Jon Gjengset · Answer 4 · Sun Dec 24 2017 18:17:30 GMT+0800 (China Standard Time)

Hmm.. I'm partial to exposing the actual low and high as low and high, and then maybe exposing the configured values through a more verbose method.

Marshall Pierce · Answer 5 · Sun Dec 24 2017 22:09:20 GMT+0800 (China Standard Time)

I have some reservations about that nomenclature.

We've already used those names for different concepts.
It's not very clear when reading foo.low() exactly what that means. A user who hasn't read the API docs (of the current version!) may be forgiven for thinking that the number returned is the min value recorded thus far, or the configured low.

I don't think those are deal breakers, so if your heart is set on low() and high(), I can live with it, but if we're breaking (at least semantically) backwards compatibility, I think we could just as well go with names that don't have those downsides.

Jon Gjengset · Answer 6 · Mon Dec 25 2017 18:19:10 GMT+0800 (China Standard Time)

Well, we already have low, min, max, and high. I'm proposing that low and high be changed to return a more reasonable value than they currently do. One alternative would be to deprecate low and high, and instead introduce a range method which returns (actual_low, actual_high) + a configured_range which returns the configured low/high?

Marshall Pierce · Answer 7 · Wed Dec 27 2017 04:50:16 GMT+0800 (China Standard Time)

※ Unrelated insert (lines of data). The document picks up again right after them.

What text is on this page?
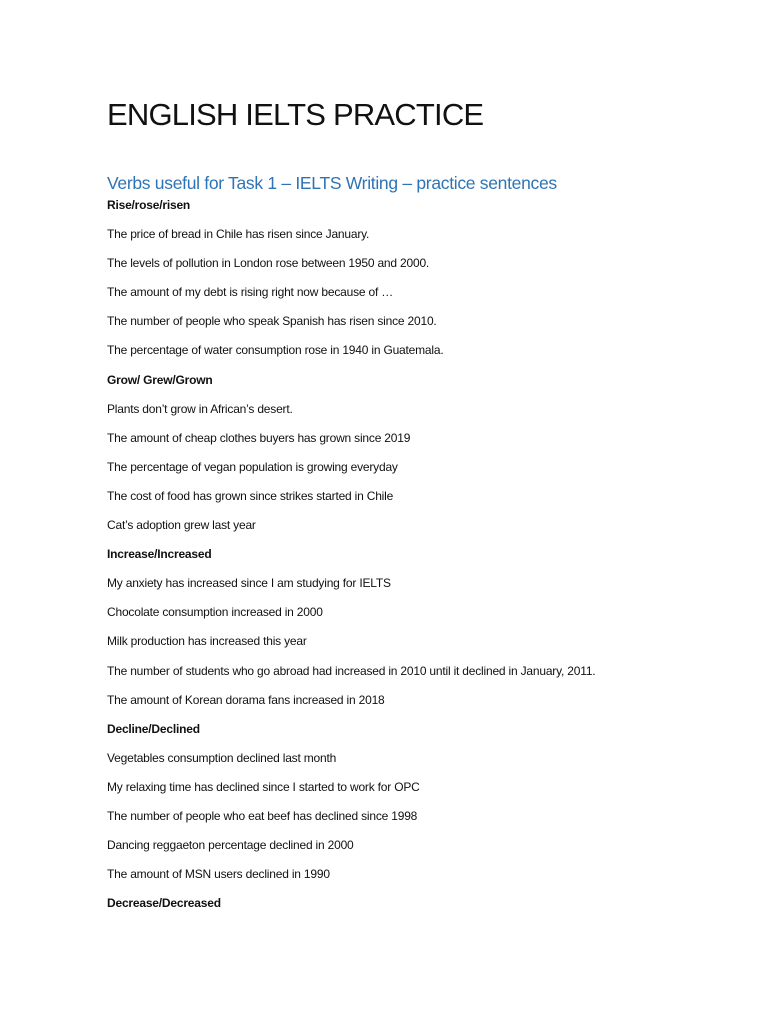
ENGLISH IELTS PRACTICE
Verbs useful for Task 1 – IELTS Writing – practice sentences
Rise/rose/risen
The price of bread in Chile has risen since January.
The levels of pollution in London rose between 1950 and 2000.
The amount of my debt is rising right now because of …
The number of people who speak Spanish has risen since 2010.
The percentage of water consumption rose in 1940 in Guatemala.
Grow/ Grew/Grown
Plants don’t grow in African’s desert.
The amount of cheap clothes buyers has grown since 2019
The percentage of vegan population is growing everyday
The cost of food has grown since strikes started in Chile
Cat’s adoption grew last year
Increase/Increased
My anxiety has increased since I am studying for IELTS
Chocolate consumption increased in 2000
Milk production has increased this year
The number of students who go abroad had increased in 2010 until it declined in January, 2011.
The amount of Korean dorama fans increased in 2018
Decline/Declined
Vegetables consumption declined last month
My relaxing time has declined since I started to work for OPC
The number of people who eat beef has declined since 1998
Dancing reggaeton percentage declined in 2000
The amount of MSN users declined in 1990
Decrease/Decreased
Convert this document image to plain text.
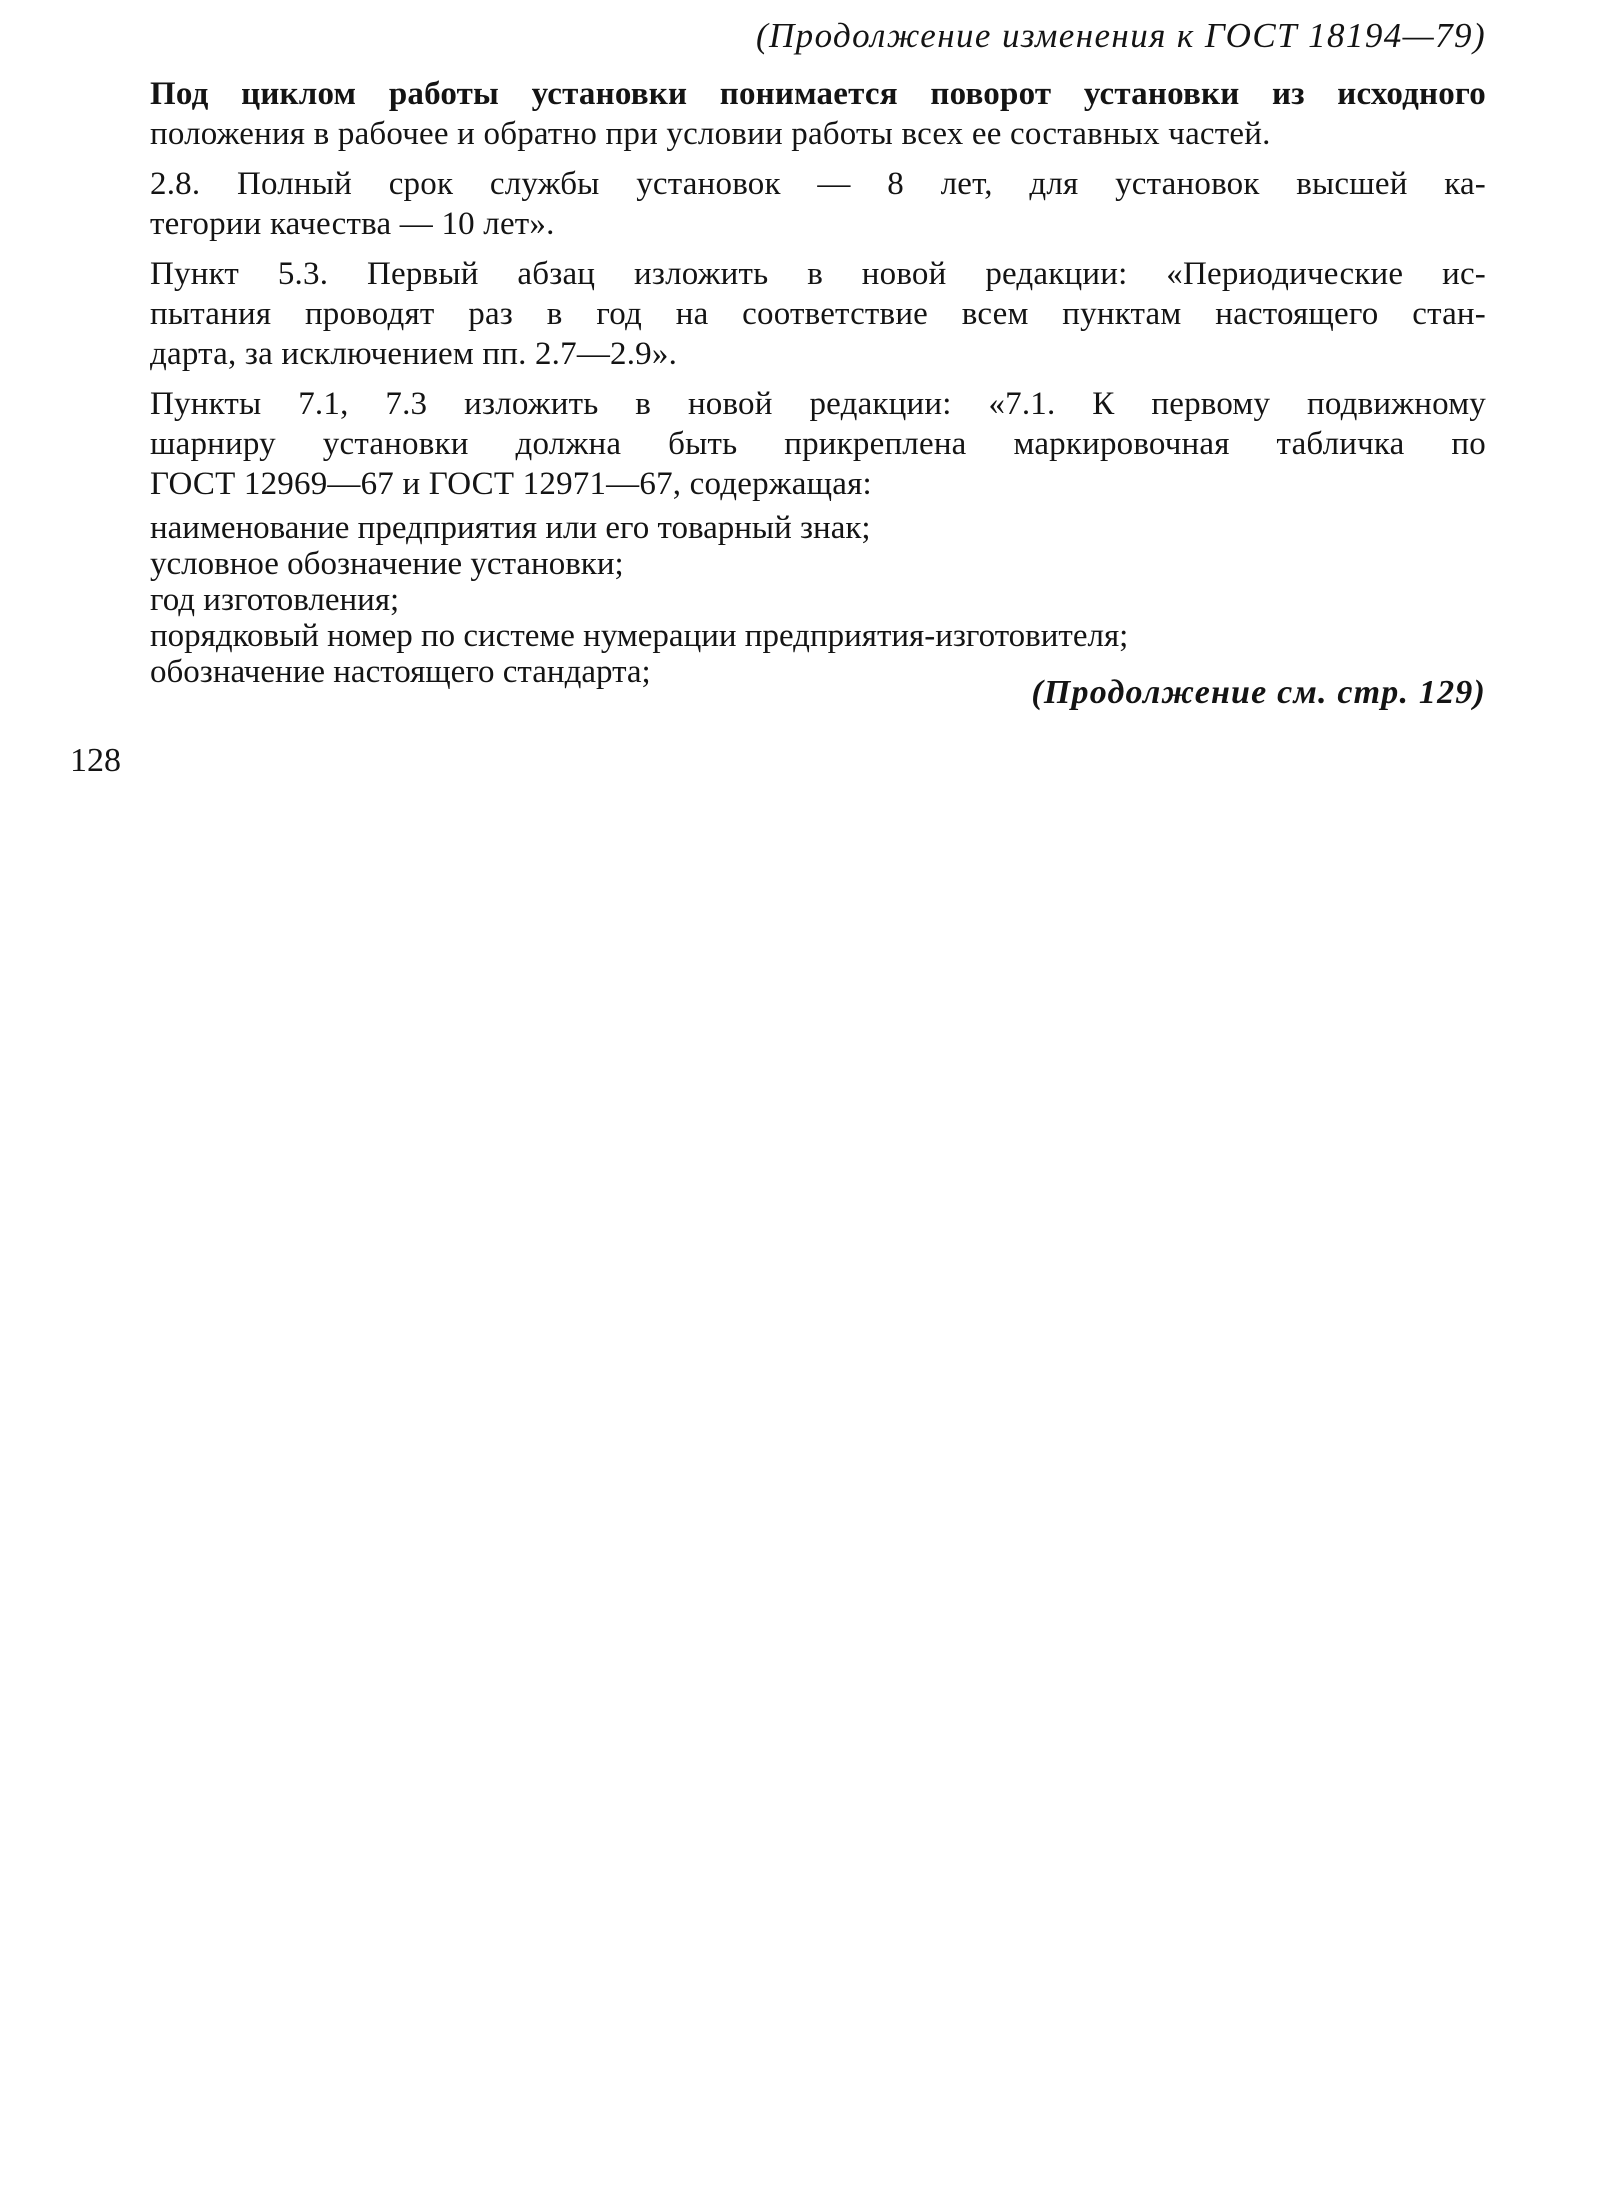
(Продолжение изменения к ГОСТ 18194—79)
Под циклом работы установки понимается поворот установки из исходного
положения в рабочее и обратно при условии работы всех ее составных частей.
2.8. Полный срок службы установок — 8 лет, для установок высшей ка-
тегории качества — 10 лет».
Пункт 5.3. Первый абзац изложить в новой редакции: «Периодические ис-
пытания проводят раз в год на соответствие всем пунктам настоящего стан-
дарта, за исключением пп. 2.7—2.9».
Пункты 7.1, 7.3 изложить в новой редакции: «7.1. К первому подвижному
шарниру установки должна быть прикреплена маркировочная табличка по
ГОСТ 12969—67 и ГОСТ 12971—67, содержащая:
наименование предприятия или его товарный знак;
условное обозначение установки;
год изготовления;
порядковый номер по системе нумерации предприятия-изготовителя;
обозначение настоящего стандарта;
(Продолжение см. стр. 129)
128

Hm, I do kinda like returning something more structured -- what about perhaps even taking it one level further and exposing a struct that has all that sort of stuff in it (min, max, unit magnitude, etc)? That would help reduce the rather imposing number of methods on Histogram if we could funnel all that stuff through a helper type.

Jon Gjengset · Answer 8 · Wed Dec 27 2017 18:02:54 GMT+0800 (China Standard Time)

Yeah, that's not a bad idea. Something like Histogram::statistics() -> HistogramStatistics. I guess we can bikeshed the name a little. I also like metrics and measure. Another question is whether or not we want to include measurements of the data (like max and min), and if so, where do we draw the line? Do we also want to start measuring (and report) the average? Number of samples?

Marshall Pierce · Answer 9 · Fri Dec 29 2017 23:28:36 GMT+0800 (China Standard Time)

I think maybe we could divide the fields in Histogram up as follows:

Implementation details like leading_zero_count_base: semantically derived from other fields, but useful optimizations for fast path calculations.
Stuff that's dependent on the values stored, like max_value and total_count.
Stuff that's dependent only on initial config and not in the first group, like highest_trackable_value.

Assuming that doesn't end up seeming odd in practice, we could bundle up the last group and expose that to users.

Jon Gjengset · Answer 10 · Mon Nov 30 2020 04:00:58 GMT+0800 (China Standard Time)

While going through my email, I came across some relevant notes from @giltene on the subject. The first is HdrHistogram/hdrhistogram-go#23 (comment). The second is from Gitter:

I like it, you’ve certainly made the lowest discernible changes clear. This is one of those situations where method overloading or optional parameters would come in handy, as allowing people to set lowestDiscernibleValue in the relatively rare cases where they need it to be non-1 creates a significant opportunity for confusion, which does not e use to the same level in languages where the commonly used histogram constructors don’t even use a lowest discernible argument.... my golang-foo is not strong enough to know what a good idiom to use here would be, if you wanted to encourage histogram creation that does not specify this parameter.

I think that a matching parameter name change to the one discussed here for golang would be appropriate for the C implementation, for the same user-confusion reasons. The difference between lowest discernible value and lowest traceable value may seem like a small semantic one, but I think there is a big difference in the likelihood of the api user misinterpreting the implications of setting the parameter to values other than 1.

Ditto for the Python implementation: I’d suggest changing lowest_trackable_value to lowest_discernible_value to cause people to think harder about the meaning and not jump to the assumption that it is simply the “min” of the range they want to cover.